Open “Micrographia” (1665), the otherworldly illustrated treatise by the microscopist Robert Hooke, and you’ll see why scientists have gone smaller and smaller ever since.
In the latest revelation of the subvisual, BEAUTIFUL BACTERIA: Encounters in the Microuniverse (Rizzoli, $50), Tal Danino, a biomedical engineer and founder of the Synthetic Biological Systems Laboratory, isolates all kinds of bacteria, dyes them, nurtures their growth and photographs them in petri dishes lit into wild neon tondos.
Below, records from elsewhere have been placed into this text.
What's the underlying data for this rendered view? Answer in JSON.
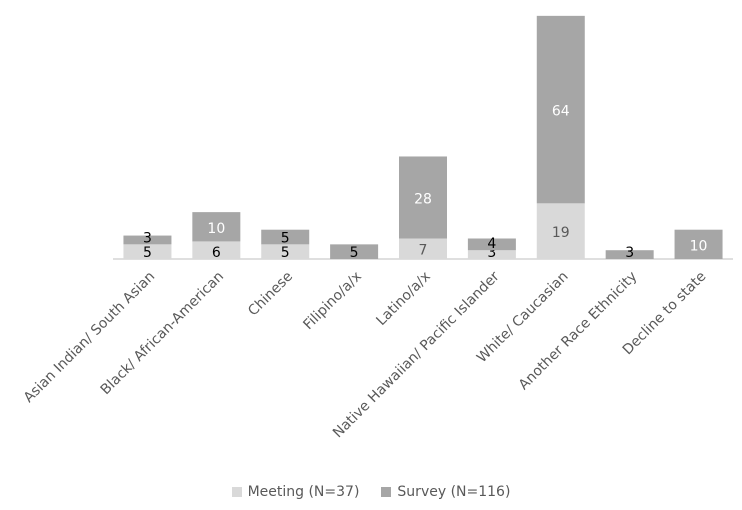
{
  "chart_data": {
    "type": "bar",
    "stacked": true,
    "categories": [
      "Asian Indian/ South Asian",
      "Black/ African-American",
      "Chinese",
      "Filipino/a/x",
      "Latino/a/x",
      "Native Hawaiian/ Pacific Islander",
      "White/ Caucasian",
      "Another Race Ethnicity",
      "Decline to state"
    ],
    "series": [
      {
        "name": "Meeting (N=37)",
        "color": "#d9d9d9",
        "values": [
          5,
          6,
          5,
          0,
          7,
          3,
          19,
          0,
          0
        ],
        "labels": [
          "5",
          "6",
          "5",
          "",
          "7",
          "3",
          "19",
          "",
          ""
        ]
      },
      {
        "name": "Survey (N=116)",
        "color": "#a6a6a6",
        "values": [
          3,
          10,
          5,
          5,
          28,
          4,
          64,
          3,
          10
        ],
        "labels": [
          "3",
          "10",
          "5",
          "5",
          "28",
          "4",
          "64",
          "3",
          "10"
        ]
      }
    ],
    "ylim": [
      0,
      85
    ],
    "grid": false,
    "legend": "bottom-center",
    "title": "",
    "xlabel": "",
    "ylabel": ""
  }
}
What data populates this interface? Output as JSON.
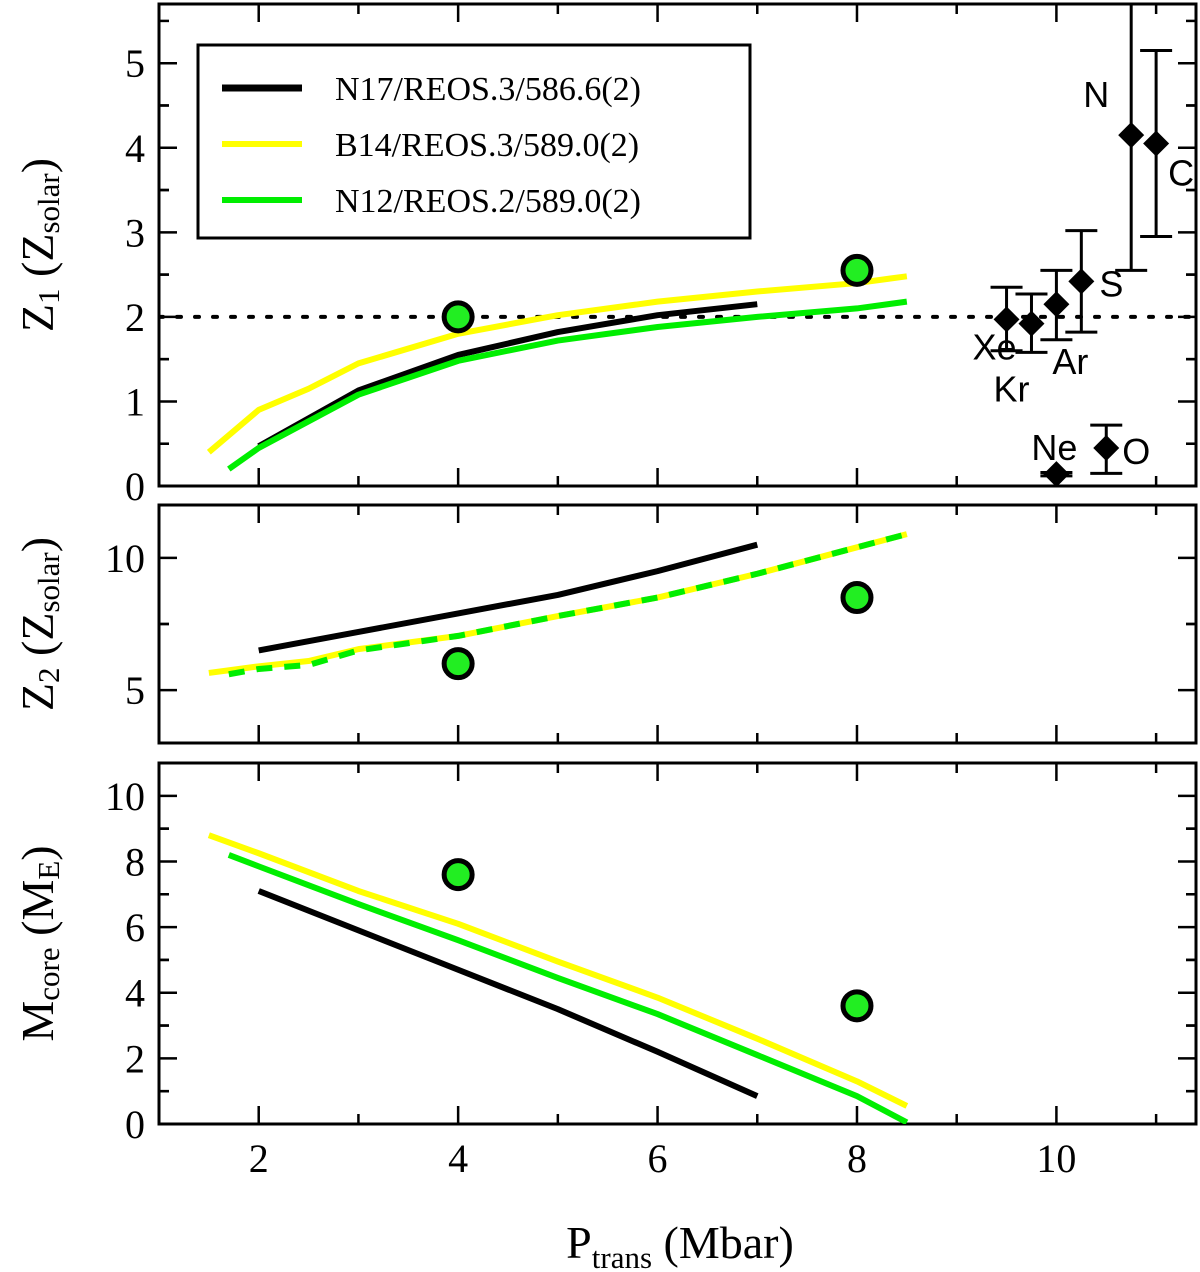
{
  "chart_data": {
    "type": "line",
    "xlabel": {
      "main": "P",
      "sub": "trans",
      "rest": " (Mbar)"
    },
    "xlim": [
      1,
      11.4
    ],
    "x_ticks": [
      2,
      4,
      6,
      8,
      10
    ],
    "series_meta": [
      {
        "name": "N17/REOS.3/586.6(2)",
        "color": "#000000"
      },
      {
        "name": "B14/REOS.3/589.0(2)",
        "color": "#ffff00"
      },
      {
        "name": "N12/REOS.2/589.0(2)",
        "color": "#00ee00"
      }
    ],
    "marker_color": "#22ee22",
    "panels": [
      {
        "id": "z1",
        "ylabel": {
          "main": "Z",
          "sub": "1",
          "open": " (Z",
          "sub2": "solar",
          "close": ")"
        },
        "ylim": [
          0,
          5.7
        ],
        "y_ticks": [
          0,
          1,
          2,
          3,
          4,
          5
        ],
        "reference_line": 2,
        "series": [
          {
            "name": "N17/REOS.3/586.6(2)",
            "x": [
              2,
              3,
              4,
              5,
              6,
              7
            ],
            "y": [
              0.47,
              1.13,
              1.55,
              1.82,
              2.02,
              2.15
            ]
          },
          {
            "name": "B14/REOS.3/589.0(2)",
            "x": [
              1.5,
              2,
              2.5,
              3,
              4,
              5,
              6,
              7,
              8,
              8.5
            ],
            "y": [
              0.4,
              0.9,
              1.15,
              1.45,
              1.8,
              2.02,
              2.18,
              2.3,
              2.4,
              2.48
            ]
          },
          {
            "name": "N12/REOS.2/589.0(2)",
            "x": [
              1.7,
              2,
              3,
              4,
              5,
              6,
              7,
              8,
              8.5
            ],
            "y": [
              0.2,
              0.45,
              1.08,
              1.48,
              1.72,
              1.88,
              2.0,
              2.1,
              2.18
            ]
          }
        ],
        "markers": [
          {
            "x": 4,
            "y": 2.0
          },
          {
            "x": 8,
            "y": 2.55
          }
        ],
        "abundances": [
          {
            "label": "Xe",
            "x": 9.5,
            "y": 1.97,
            "yerr_low": 1.6,
            "yerr_high": 2.35
          },
          {
            "label": "Kr",
            "x": 9.75,
            "y": 1.92,
            "yerr_low": 1.58,
            "yerr_high": 2.27
          },
          {
            "label": "Ar",
            "x": 10.0,
            "y": 2.15,
            "yerr_low": 1.73,
            "yerr_high": 2.55
          },
          {
            "label": "S",
            "x": 10.25,
            "y": 2.42,
            "yerr_low": 1.82,
            "yerr_high": 3.02
          },
          {
            "label": "N",
            "x": 10.75,
            "y": 4.15,
            "yerr_low": 2.55,
            "yerr_high": 5.72
          },
          {
            "label": "C",
            "x": 11.0,
            "y": 4.05,
            "yerr_low": 2.95,
            "yerr_high": 5.15
          },
          {
            "label": "Ne",
            "x": 10.0,
            "y": 0.14,
            "yerr_low": 0.12,
            "yerr_high": 0.16
          },
          {
            "label": "O",
            "x": 10.5,
            "y": 0.45,
            "yerr_low": 0.15,
            "yerr_high": 0.72
          }
        ]
      },
      {
        "id": "z2",
        "ylabel": {
          "main": "Z",
          "sub": "2",
          "open": " (Z",
          "sub2": "solar",
          "close": ")"
        },
        "ylim": [
          3,
          12
        ],
        "y_ticks": [
          5,
          10
        ],
        "series": [
          {
            "name": "N17/REOS.3/586.6(2)",
            "x": [
              2,
              3,
              4,
              5,
              6,
              7
            ],
            "y": [
              6.5,
              7.2,
              7.9,
              8.6,
              9.5,
              10.5
            ]
          },
          {
            "name": "B14/REOS.3/589.0(2)",
            "x": [
              1.5,
              2,
              2.5,
              3,
              4,
              5,
              6,
              7,
              8,
              8.5
            ],
            "y": [
              5.65,
              5.9,
              6.1,
              6.55,
              7.05,
              7.8,
              8.5,
              9.4,
              10.4,
              10.9
            ]
          },
          {
            "name": "N12/REOS.2/589.0(2)",
            "x": [
              1.7,
              2,
              2.5,
              3,
              4,
              5,
              6,
              7,
              8,
              8.5
            ],
            "y": [
              5.6,
              5.8,
              5.95,
              6.5,
              7.05,
              7.8,
              8.5,
              9.4,
              10.4,
              10.9
            ]
          }
        ],
        "markers": [
          {
            "x": 4,
            "y": 6.0
          },
          {
            "x": 8,
            "y": 8.5
          }
        ]
      },
      {
        "id": "mcore",
        "ylabel": {
          "main": "M",
          "sub": "core",
          "open": " (M",
          "sub2": "E",
          "close": ")"
        },
        "ylim": [
          0,
          11
        ],
        "y_ticks": [
          0,
          2,
          4,
          6,
          8,
          10
        ],
        "series": [
          {
            "name": "N17/REOS.3/586.6(2)",
            "x": [
              2,
              3,
              4,
              5,
              6,
              7
            ],
            "y": [
              7.1,
              5.9,
              4.7,
              3.5,
              2.2,
              0.85
            ]
          },
          {
            "name": "B14/REOS.3/589.0(2)",
            "x": [
              1.5,
              2,
              3,
              4,
              5,
              6,
              7,
              8,
              8.5
            ],
            "y": [
              8.8,
              8.25,
              7.1,
              6.1,
              4.95,
              3.85,
              2.6,
              1.3,
              0.55
            ]
          },
          {
            "name": "N12/REOS.2/589.0(2)",
            "x": [
              1.7,
              2,
              3,
              4,
              5,
              6,
              7,
              8,
              8.5
            ],
            "y": [
              8.2,
              7.85,
              6.7,
              5.6,
              4.45,
              3.35,
              2.1,
              0.85,
              0.05
            ]
          }
        ],
        "markers": [
          {
            "x": 4,
            "y": 7.6
          },
          {
            "x": 8,
            "y": 3.6
          }
        ]
      }
    ]
  }
}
E. coli, blobbed like jellyfish against a multicolored field, recalls the light art of Joshua White. Dental plaque, set against the rich red of “blood agar,” festers into sharp strokes, like calligraphy. Certain probiotics, bubbling and tessellated, evokes Brett Weston’s close-up photos of pan grease.
Danino aims to elevate these lowly creatures — often through imagination, a no-no for scientists. To picture Earth’s earliest life, he prints strains pulled from soil samples in black-and- white on fibrous washi paper, nodding to early daguerreotypes. To convey bacteria’s omnipresence, he discusses a distant future, like Earth’s past, where “microbes might construct and inhabit sprawling cities at vast scales.”
Until then, this is an exercise in aesthetic response. Why do we keep reading man-made things — stained glass, bulls-eyes, sonograms — into these marvelous organic accidents? Maybe we’ve reached a level of Anthropocene where humans dictate not only the habitability of Earth but its legibility, too. Life imitating art, down to its molecules.